Comme l’a souligné Xavier Bettel samedi après-midi, l’ingéniosité d’un pavillon tel celui du Luxembourg consiste à inciter les visiteurs à extrapoler les maquettes et concepts entrevus afin qu’ils se posent la question de leur environnement, de leur habitat personnel, en ressortant non pas avec des solutions en main, mais avec un acquit de conscience relatif à des problèmes tels la surpopulation, le trafic, l’épuisement des ressources, la monotonie des espaces urbains.

Pris ensemble, la variété des espaces libres ou à libérer ainsi représentés montre, d’un, la créativité des architectes sollicités et, de deux, l’omniprésence d’une discipline qui, oscillant entre esthétique et pragmatisme, utopie et prosaïsme, visibilité totale et invisibilité maximale (un peu comme la lettre cachée de Poe, l’architecture devient invisible parce qu’elle s’offre à la vue de tous), est omniprésente dans notre quotidien – et doit ainsi se soumettre à une polyvalence et une polydiscursivité à la fois passionnante et lassante. L’architecture touchant à l’art, à la sociologie, à la politique, au capital, à l’utopie et à l’écologie, il est normal qu’une biennale qui lui est consacrée soit un fourre-tout – et que ses objets doivent répondre à tant d’horizons d’attente qu’il y a inévitablement des déçus.

La question de notre habitat – où nous vivons – détermine avec force impact la façon dont nous vivons ou pouvons vivre. Reprenant la question de l’importance des places publiques que thématise de façon plus politique le pavillon luxembourgeois, la Finlande présente sa maquette d’une bibliothèque nationale, soulignant que le „Freespace“ doit avant tout être mental – à condition de le lier à un espace collectif concret, matériel –, alors que l’expo au pavillon roumain, qui porte le joli titre de „Mnemonics“, met en scène un espace public tout à fait autre, à savoir celui des terrains de jeu qui pullulent dans des quartiers résidentiels.
L’intérêt qui y est porté est double: tout d’abord, le terrain de jeu est un espace d’échange dénué des soucis égoïstes de la propriété et ensuite (différentes prospectus disséminés aux quatre coins du pavillons et expliquant les expériences de jeu et leçons retenues le soulignent), le jeu en soi constitue, comme l’expliquait déjà Donald Winnicott, une aire intermédiaire, où se négocient les règles de la vie en société en même temps que l’enfant y investit des stimuli sans que le réel ne le pénalise. Comme le jeu est ainsi situé entre apprentissage de la vie commune et investissement de pulsions égoïstes, les espaces qui lui sont mis à disposition constituent des architectures intermédiaires, cruciales, à la fois libres et contraintes.
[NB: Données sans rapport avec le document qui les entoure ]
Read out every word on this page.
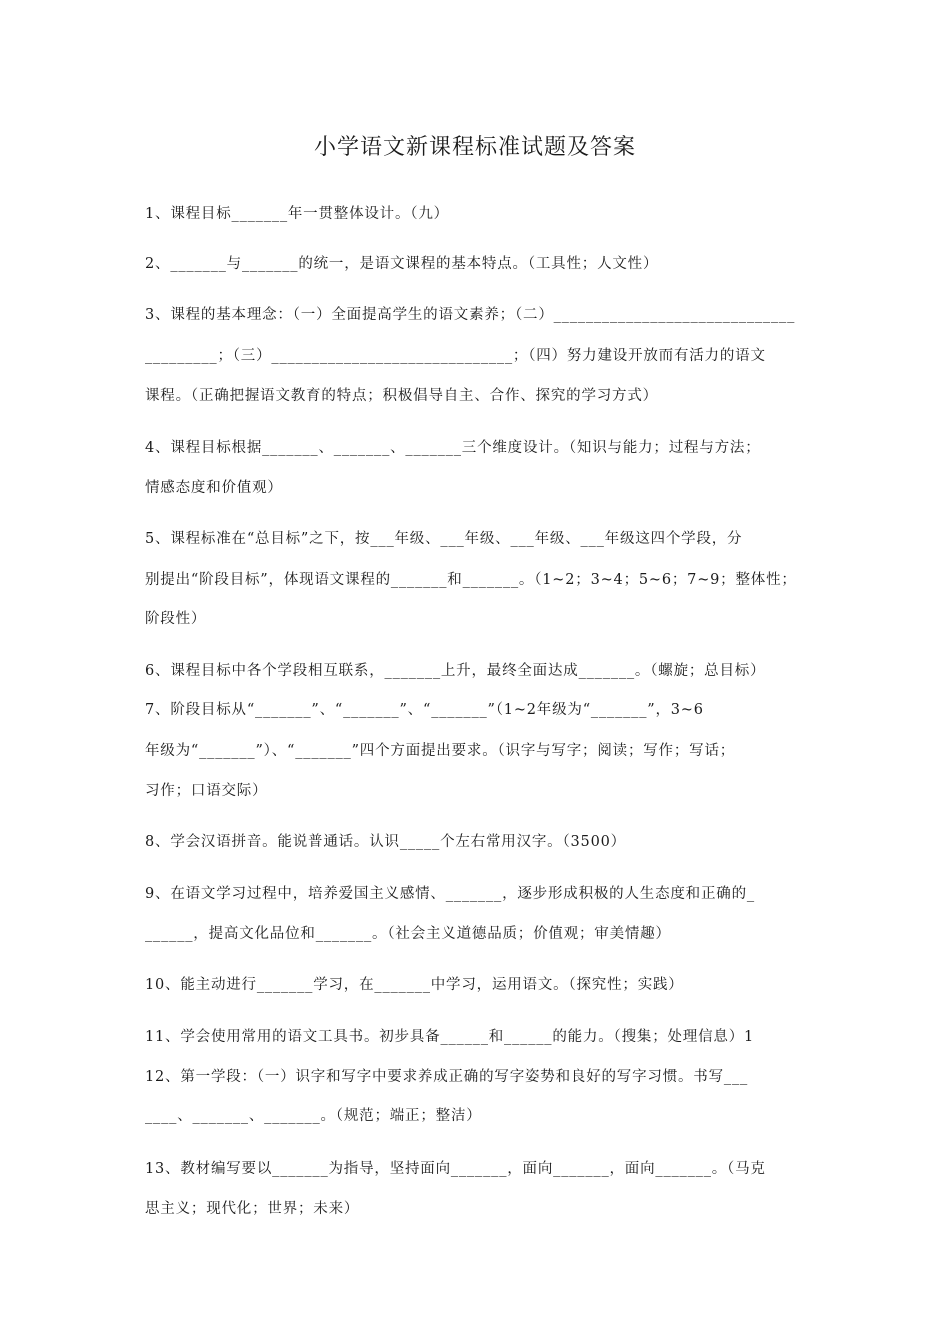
小学语文新课程标准试题及答案
1、课程目标_______年一贯整体设计。（九）
2、_______与_______的统一，是语文课程的基本特点。（工具性；人文性）
3、课程的基本理念：（一）全面提高学生的语文素养；（二）______________________________
_________；（三）______________________________；（四）努力建设开放而有活力的语文
课程。（正确把握语文教育的特点；积极倡导自主、合作、探究的学习方式）
4、课程目标根据_______、_______、_______三个维度设计。（知识与能力；过程与方法；
情感态度和价值观）
5、课程标准在“总目标”之下，按___年级、___年级、___年级、___年级这四个学段，分
别提出“阶段目标”，体现语文课程的_______和_______。（1~2；3~4；5~6；7~9；整体性；
阶段性）
6、课程目标中各个学段相互联系，_______上升，最终全面达成_______。（螺旋；总目标）
7、阶段目标从“_______”、“_______”、“_______”（1~2年级为“_______”，3~6
年级为“_______”）、“_______”四个方面提出要求。（识字与写字；阅读；写作；写话；
习作；口语交际）
8、学会汉语拼音。能说普通话。认识_____个左右常用汉字。（3500）
9、在语文学习过程中，培养爱国主义感情、_______，逐步形成积极的人生态度和正确的_
______，提高文化品位和_______。（社会主义道德品质；价值观；审美情趣）
10、能主动进行_______学习，在_______中学习，运用语文。（探究性；实践）
11、学会使用常用的语文工具书。初步具备______和______的能力。（搜集；处理信息）1
12、第一学段：（一）识字和写字中要求养成正确的写字姿势和良好的写字习惯。书写___
____、_______、_______。（规范；端正；整洁）
13、教材编写要以_______为指导，坚持面向_______，面向_______，面向_______。（马克
思主义；现代化；世界；未来）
Ce sujet des espaces libres à proposer à la génération future fait aussi le début de l’exposition à l’Arsenale, avec la construction d’une école pour filles en Inde financée par une fondation américaine et une cour de jeu circulaire, dénuée donc de contraintes, sur le toit d’une école maternelle (le „Fuji Kindergarten“ par Tezuka Architects).
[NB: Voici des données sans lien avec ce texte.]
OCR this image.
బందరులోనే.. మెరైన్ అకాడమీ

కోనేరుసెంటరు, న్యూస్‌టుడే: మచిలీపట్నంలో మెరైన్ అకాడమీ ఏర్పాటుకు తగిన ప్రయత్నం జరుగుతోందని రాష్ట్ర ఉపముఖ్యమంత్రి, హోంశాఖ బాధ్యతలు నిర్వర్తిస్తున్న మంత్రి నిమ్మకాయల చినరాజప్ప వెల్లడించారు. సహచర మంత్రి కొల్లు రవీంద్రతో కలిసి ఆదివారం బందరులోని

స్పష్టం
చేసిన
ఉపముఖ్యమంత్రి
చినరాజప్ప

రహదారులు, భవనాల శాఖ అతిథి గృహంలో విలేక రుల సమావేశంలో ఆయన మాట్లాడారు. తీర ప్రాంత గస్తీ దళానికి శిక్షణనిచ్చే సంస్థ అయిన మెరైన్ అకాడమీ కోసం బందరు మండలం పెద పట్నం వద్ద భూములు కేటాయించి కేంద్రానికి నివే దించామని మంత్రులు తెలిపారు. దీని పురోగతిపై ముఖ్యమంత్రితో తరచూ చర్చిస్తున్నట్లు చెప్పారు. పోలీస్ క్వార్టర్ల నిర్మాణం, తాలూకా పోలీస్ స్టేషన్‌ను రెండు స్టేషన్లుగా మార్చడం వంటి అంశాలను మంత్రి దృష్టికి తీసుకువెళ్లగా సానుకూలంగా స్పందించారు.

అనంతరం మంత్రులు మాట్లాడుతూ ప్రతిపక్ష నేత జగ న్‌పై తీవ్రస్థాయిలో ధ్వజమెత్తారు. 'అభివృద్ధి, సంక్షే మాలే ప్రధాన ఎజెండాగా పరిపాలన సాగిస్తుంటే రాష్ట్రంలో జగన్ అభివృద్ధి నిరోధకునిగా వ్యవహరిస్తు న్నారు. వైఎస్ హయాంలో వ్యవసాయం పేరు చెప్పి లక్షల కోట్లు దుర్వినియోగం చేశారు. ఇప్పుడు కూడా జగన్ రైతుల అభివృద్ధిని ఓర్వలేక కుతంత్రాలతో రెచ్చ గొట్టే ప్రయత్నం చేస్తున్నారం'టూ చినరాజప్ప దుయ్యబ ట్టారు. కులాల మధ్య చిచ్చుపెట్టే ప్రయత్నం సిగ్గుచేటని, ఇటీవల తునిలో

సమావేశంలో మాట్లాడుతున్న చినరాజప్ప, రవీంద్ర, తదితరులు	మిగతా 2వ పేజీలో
Alice au pays des promoteurs

Autre point thématique repris plusieurs fois, les appartements, qui réunissent des existences en même temps qu’ils les séparent, comme le souligne le pavillon de la Lettonie („Together and Apart“), pays dans lequel deux tiers de la population vivent désormais dans des appartements – c’est le chiffre le plus élevé de toute l’Europe. C’est pourtant la Suisse, dont le pavillon a remporté le Lion d’or, qui propose avec „Svizzera 240: House Tour“ une installation des plus intéressantes, prenant pour objet la „visite de maison“ ou „visite d’appartement“ qui sont devenus, dans l’imaginaire collectif, une étape cruciale de l’immobilier, signalant le moment-clé d’acquisition potentielle d’un bien matériel. C’est au sein de ce passage obligatoire, qui implique d’avoir atteint une certaine échelle dans la hiérarchie du capital, que le projet suisse propose une architecture impossible, avec des portes surdimensionnées, des chambres de taille réduite, jouant avec les dimensions jusqu’à ce que le visiteur se retrouve dans un monde semblable à celui de l’Alice de Lewis Carroll – mais une Alice au pays des promoteurs.
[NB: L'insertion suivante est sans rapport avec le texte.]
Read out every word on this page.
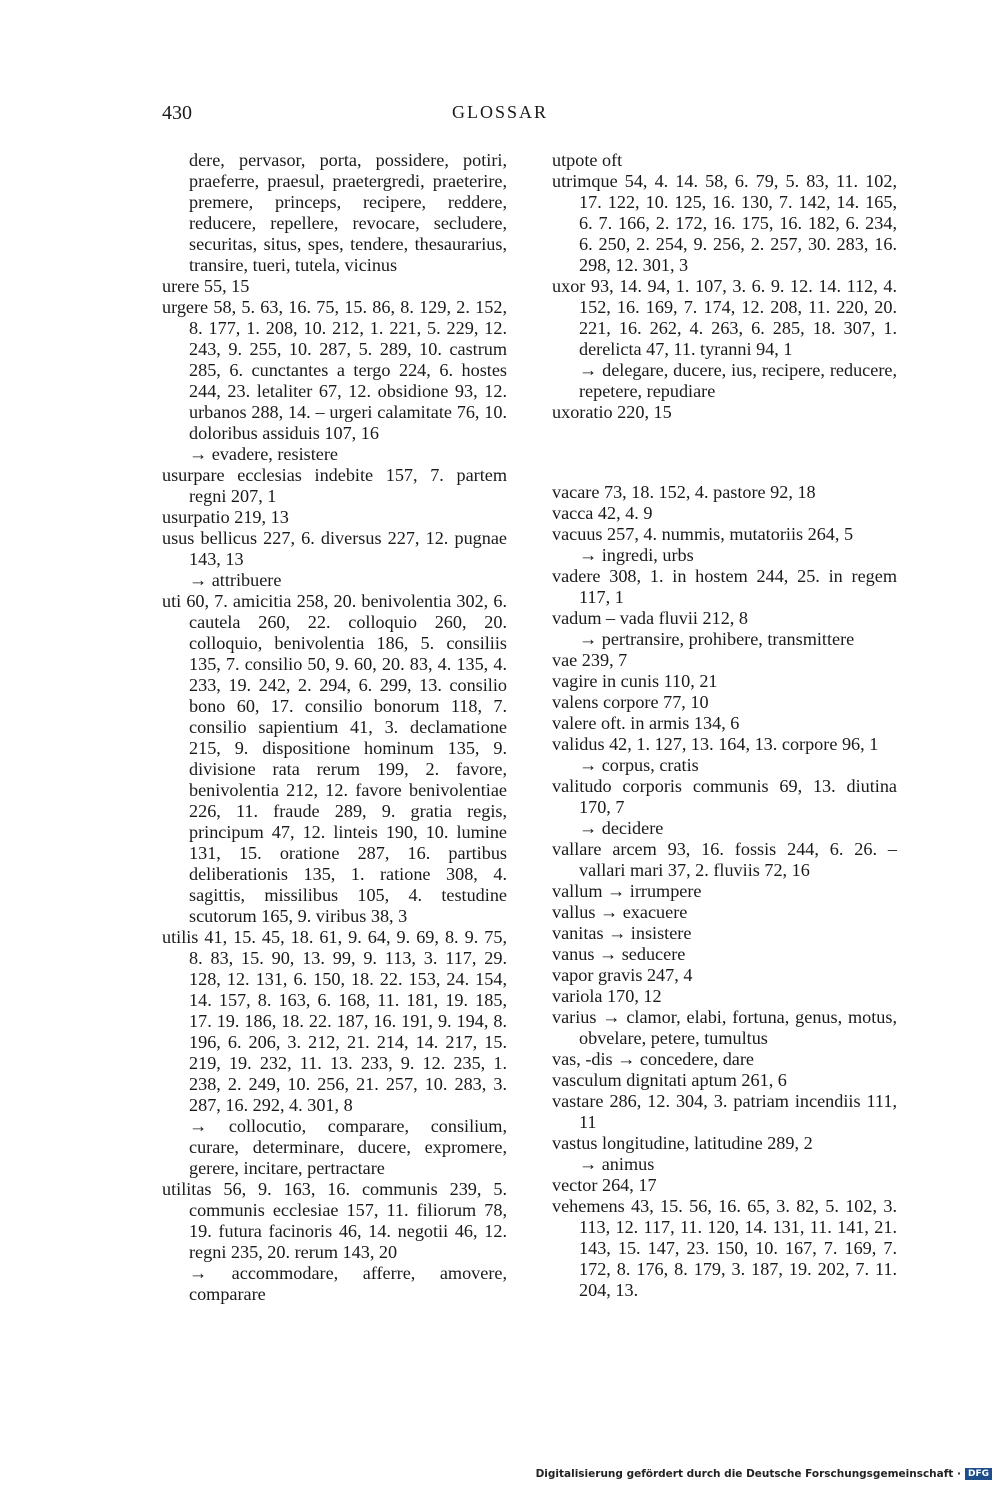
430	GLOSSAR

dere, pervasor, porta, possidere, potiri, praeferre, praesul, praetergredi, praeterire, premere, princeps, recipere, reddere, reducere, repellere, revocare, secludere, securitas, situs, spes, tendere, thesaurarius, transire, tueri, tutela, vicinus

urere 55, 15

urgere 58, 5. 63, 16. 75, 15. 86, 8. 129, 2. 152, 8. 177, 1. 208, 10. 212, 1. 221, 5. 229, 12. 243, 9. 255, 10. 287, 5. 289, 10. castrum 285, 6. cunctantes a tergo 224, 6. hostes 244, 23. letaliter 67, 12. obsidione 93, 12. urbanos 288, 14. – urgeri calamitate 76, 10. doloribus assiduis 107, 16

→ evadere, resistere

usurpare ecclesias indebite 157, 7. partem regni 207, 1

usurpatio 219, 13

usus bellicus 227, 6. diversus 227, 12. pugnae 143, 13

→ attribuere

uti 60, 7. amicitia 258, 20. benivolentia 302, 6. cautela 260, 22. colloquio 260, 20. colloquio, benivolentia 186, 5. consiliis 135, 7. consilio 50, 9. 60, 20. 83, 4. 135, 4. 233, 19. 242, 2. 294, 6. 299, 13. consilio bono 60, 17. consilio bonorum 118, 7. consilio sapientium 41, 3. declamatione 215, 9. dispositione hominum 135, 9. divisione rata rerum 199, 2. favore, benivolentia 212, 12. favore benivolentiae 226, 11. fraude 289, 9. gratia regis, principum 47, 12. linteis 190, 10. lumine 131, 15. oratione 287, 16. partibus deliberationis 135, 1. ratione 308, 4. sagittis, missilibus 105, 4. testudine scutorum 165, 9. viribus 38, 3

utilis 41, 15. 45, 18. 61, 9. 64, 9. 69, 8. 9. 75, 8. 83, 15. 90, 13. 99, 9. 113, 3. 117, 29. 128, 12. 131, 6. 150, 18. 22. 153, 24. 154, 14. 157, 8. 163, 6. 168, 11. 181, 19. 185, 17. 19. 186, 18. 22. 187, 16. 191, 9. 194, 8. 196, 6. 206, 3. 212, 21. 214, 14. 217, 15. 219, 19. 232, 11. 13. 233, 9. 12. 235, 1. 238, 2. 249, 10. 256, 21. 257, 10. 283, 3. 287, 16. 292, 4. 301, 8

→ collocutio, comparare, consilium, curare, determinare, ducere, expromere, gerere, incitare, pertractare

utilitas 56, 9. 163, 16. communis 239, 5. communis ecclesiae 157, 11. filiorum 78, 19. futura facinoris 46, 14. negotii 46, 12. regni 235, 20. rerum 143, 20

→ accommodare, afferre, amovere, comparare

utpote oft

utrimque 54, 4. 14. 58, 6. 79, 5. 83, 11. 102, 17. 122, 10. 125, 16. 130, 7. 142, 14. 165, 6. 7. 166, 2. 172, 16. 175, 16. 182, 6. 234, 6. 250, 2. 254, 9. 256, 2. 257, 30. 283, 16. 298, 12. 301, 3

uxor 93, 14. 94, 1. 107, 3. 6. 9. 12. 14. 112, 4. 152, 16. 169, 7. 174, 12. 208, 11. 220, 20. 221, 16. 262, 4. 263, 6. 285, 18. 307, 1. derelicta 47, 11. tyranni 94, 1

→ delegare, ducere, ius, recipere, reducere, repetere, repudiare

uxoratio 220, 15

vacare 73, 18. 152, 4. pastore 92, 18

vacca 42, 4. 9

vacuus 257, 4. nummis, mutatoriis 264, 5

→ ingredi, urbs

vadere 308, 1. in hostem 244, 25. in regem 117, 1

vadum – vada fluvii 212, 8

→ pertransire, prohibere, transmittere

vae 239, 7

vagire in cunis 110, 21

valens corpore 77, 10

valere oft. in armis 134, 6

validus 42, 1. 127, 13. 164, 13. corpore 96, 1

→ corpus, cratis

valitudo corporis communis 69, 13. diutina 170, 7

→ decidere

vallare arcem 93, 16. fossis 244, 6. 26. – vallari mari 37, 2. fluviis 72, 16

vallum → irrumpere

vallus → exacuere

vanitas → insistere

vanus → seducere

vapor gravis 247, 4

variola 170, 12

varius → clamor, elabi, fortuna, genus, motus, obvelare, petere, tumultus

vas, -dis → concedere, dare

vasculum dignitati aptum 261, 6

vastare 286, 12. 304, 3. patriam incendiis 111, 11

vastus longitudine, latitudine 289, 2

→ animus

vector 264, 17

vehemens 43, 15. 56, 16. 65, 3. 82, 5. 102, 3. 113, 12. 117, 11. 120, 14. 131, 11. 141, 21. 143, 15. 147, 23. 150, 10. 167, 7. 169, 7. 172, 8. 176, 8. 179, 3. 187, 19. 202, 7. 11. 204, 13.

Digitalisierung gefördert durch die Deutsche Forschungsgemeinschaft · DFG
Manque parfois, au sein de toutes ces pistes de réflexion, matérialisées par des maquettes souvent impressionnantes, un fil rouge, que l’on aurait pu trouver en donnant à la Biennale une incursion plus politique – puisque le sujet s’y prêtait. Or, comme le note Niklas Maak dans un article pour la FAZ (article qui par ailleurs a des mots assez durs envers la Biennale, abstraction faite de quelques pavillons – parmi lesquels le Luxembourg – qu’il fait positivement ressortir du lot), les deux curatrices ne mentionnent pas la politique dans leur manifeste.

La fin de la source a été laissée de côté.